Recording in Montgomery case ordered released

SJC says journalist can get custody tape

By Sean Cotter | April 24th, 2025, 2:41 AM

A Massachusetts juvenile court must provide a journalist with a recording of a crucial closed-door hearing in the case of Harmony Montgomery, the young girl who was killed by her father after a judge awarded him custody, the state’s highest court ruled Wednesday.

In a unanimous decision, Supreme Judicial Court Associate Justice Dalila Argaez Wendlandt wrote that “good cause’’ existed to turn over the material to a journalist making a documentary. While state law shields most juvenile proceedings from public view, the questions that continue to surround the death of the 5-year-old girl have placed intense scrutiny on this hearing.

“The extent of community interest in this case could not be overstated,’’ Wendlandt wrote. “The child has died at the hands of the father, to whom custody was given at the February 2019 hearings.’’

That hearing took place before juvenile court Judge Mark Newman, who ruled that Adam Montgomery was not an unfit parent and awarded him full custody of Harmony despite his violent criminal history. Within a year, Adam Montgomery beat the child to death. He was convicted of the killing last year.

The hearing has been the subject of numerous reports, interviews, and characterizations, but the specifics of how it played out have remained hidden from the public.

“Releasing these recordings to the journalist for purposes of the documentary he proposes may help to better inform the public both about what happened to this child specifically and whether there are steps the child welfare system generally can take to minimize the possibility of repeating this tragedy,’’ Wendlandt wrote.

The ruling forces the juvenile court to turn over a recording to documentarian Bill Lichtenstein of LCMedia Productions, who is reporting on the state of the child welfare system in Massachusetts. The recording will not include the names of other children mentioned and Lichtenstein can’t disseminate the recording except via his documentary, according to the ruling.

“A significant impediment to protecting children in the Massachusetts foster court and juvenile court systems has been their absolute unconditional secrecy,’’ Lichtenstein said in a statement following the ruling. “This decision brings sunlight to these vital issues to help protect children and families.’’

The question has swirled around the high-profile case for years: What exactly led the judge to place a vulnerable girl in the custody of a man with a troubled history and a lengthy criminal record?

Her death exposed dangerous lapses in the child protection services of two states, in part because her disappearance in 2019 went largely unnoticed by authorities in both New Hampshire and Massachusetts for two years. Her mother, Crystal Sorey, had lost custody of Harmony in 2018 while she was struggling with addiction, leading to the 2019 hearing in which Adam Montgomery was granted custody.

It wasn’t until Sorey went to police in Manchester, N.H., in November 2021 that authorities began to mount a concerted effort to find Harmony.

In 2022, New Hampshire Governor Christopher T. Sununu wrote a letter to the SJC encouraging the court system to probe the judge’s decision in the custody hearing.

“It is unclear why the Massachusetts courts moved so quickly with this permanent placement prior to the completion of the home study,’’ Sununu wrote. “Why would the Massachusetts court choose to place custody of Harmony with this horrible individual?
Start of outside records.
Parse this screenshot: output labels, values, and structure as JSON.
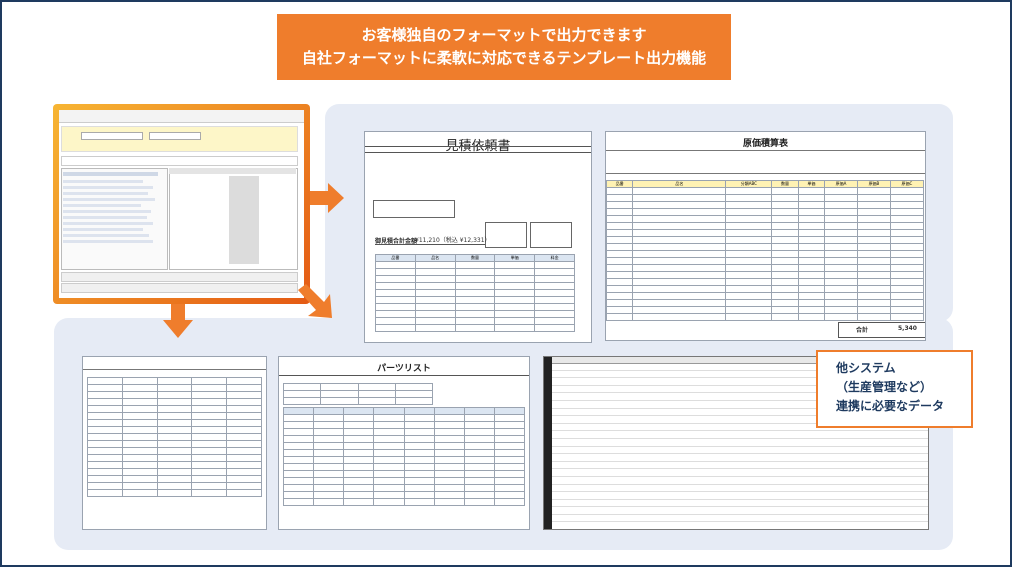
{
  "banner": {
    "line1": "お客様独自のフォーマットで出力できます",
    "line2": "自社フォーマットに柔軟に対応できるテンプレート出力機能"
  },
  "estimate_doc": {
    "title": "見積依頼書",
    "total_label": "御見積合計金額",
    "total_value": "¥11,210（税込 ¥12,331）",
    "table_headers": [
      "品番",
      "品名",
      "数量",
      "単価",
      "料金"
    ]
  },
  "cost_doc": {
    "title": "原価積算表",
    "table_headers": [
      "品番",
      "品名",
      "分類ABC",
      "数量",
      "単価",
      "原価A",
      "原価B",
      "原価C"
    ],
    "total_label": "合計",
    "total_value": "5,340"
  },
  "parts_doc": {
    "title": "パーツリスト"
  },
  "callout": {
    "line1": "他システム",
    "line2": "（生産管理など）",
    "line3": "連携に必要なデータ"
  },
  "colors": {
    "accent_orange": "#ef7d2c",
    "panel_bg": "#e6ebf5",
    "navy": "#1e3a5f"
  }
}
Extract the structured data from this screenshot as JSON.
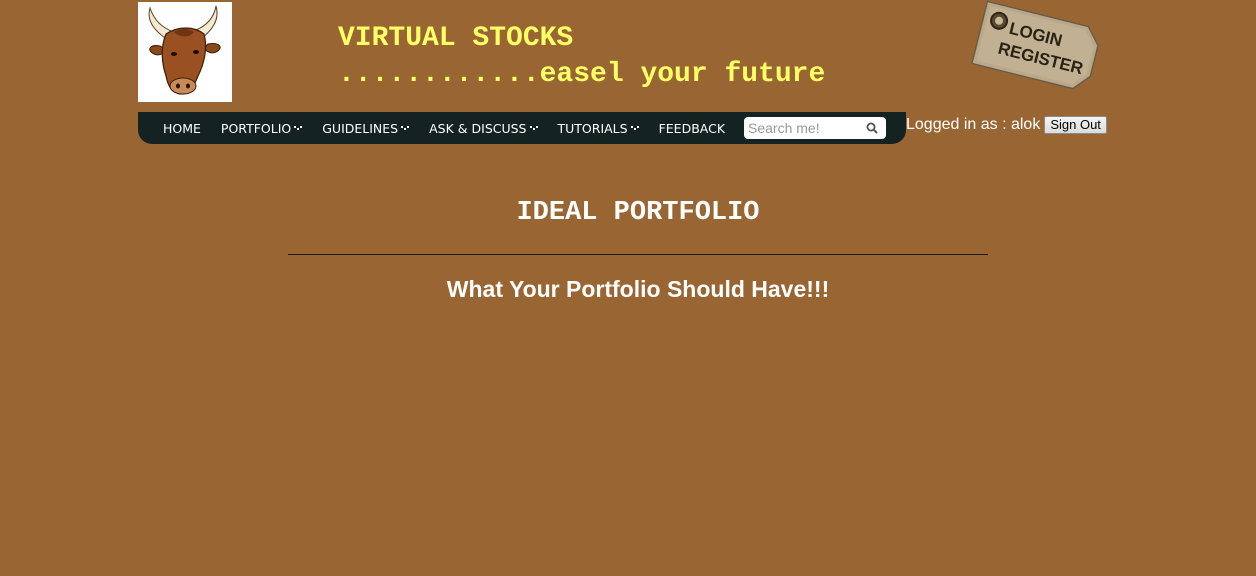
{
  "header": {
    "title": "VIRTUAL STOCKS",
    "tagline": "............easel your future",
    "logo_icon": "bull-head-icon",
    "login_tag": {
      "line1": "LOGIN",
      "line2": "REGISTER"
    }
  },
  "nav": {
    "items": [
      {
        "label": "HOME",
        "dropdown": false
      },
      {
        "label": "PORTFOLIO",
        "dropdown": true
      },
      {
        "label": "GUIDELINES",
        "dropdown": true
      },
      {
        "label": "ASK & DISCUSS",
        "dropdown": true
      },
      {
        "label": "TUTORIALS",
        "dropdown": true
      },
      {
        "label": "FEEDBACK",
        "dropdown": false
      }
    ],
    "search": {
      "placeholder": "Search me!",
      "value": ""
    }
  },
  "user": {
    "logged_in_text": "Logged in as : alok",
    "signout_label": "Sign Out"
  },
  "main": {
    "heading": "IDEAL PORTFOLIO",
    "subheading": "What Your Portfolio Should Have!!!"
  },
  "colors": {
    "background": "#996633",
    "title": "#ffff66",
    "navbar": "#142222",
    "text": "#ffffff"
  }
}
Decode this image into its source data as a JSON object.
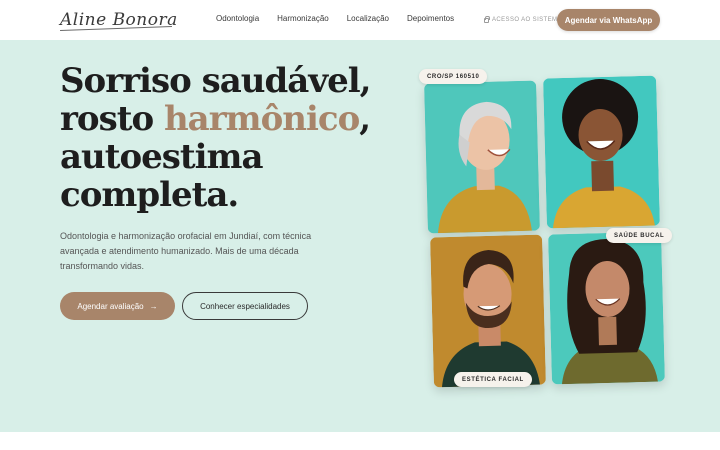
{
  "header": {
    "logo": "Aline Bonora",
    "nav": [
      "Odontologia",
      "Harmonização",
      "Localização",
      "Depoimentos"
    ],
    "access_label": "ACESSO AO SISTEMA",
    "whatsapp_button": "Agendar via WhatsApp"
  },
  "hero": {
    "headline_line1": "Sorriso saudável,",
    "headline_line2a": "rosto ",
    "headline_line2b": "harmônico",
    "headline_line2c": ",",
    "headline_line3": "autoestima",
    "headline_line4": "completa.",
    "description": "Odontologia e harmonização orofacial em Jundiaí, com técnica avançada e atendimento humanizado. Mais de uma década transformando vidas.",
    "primary_button": "Agendar avaliação",
    "primary_arrow": "→",
    "secondary_button": "Conhecer especialidades"
  },
  "tags": {
    "cro": "CRO/SP 160510",
    "saude": "SAÚDE BUCAL",
    "estetica": "ESTÉTICA FACIAL"
  },
  "colors": {
    "accent": "#a8856a",
    "hero_bg": "#d8efe8",
    "text_dark": "#1e1e1e"
  }
}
What caused such a fateful decision?’’

Two years ago, Maria Mossaides, director of the Massachusetts Office of the Child Advocate, produced a 101-page report detailing how different elements of the child welfare system had failed Harmony. Regarding her 2019 custody hearing, the report faulted the Department of Children and Families attorney, saying they “did not present a strong legal case’’ about why Adam Montgomery should not receive custody.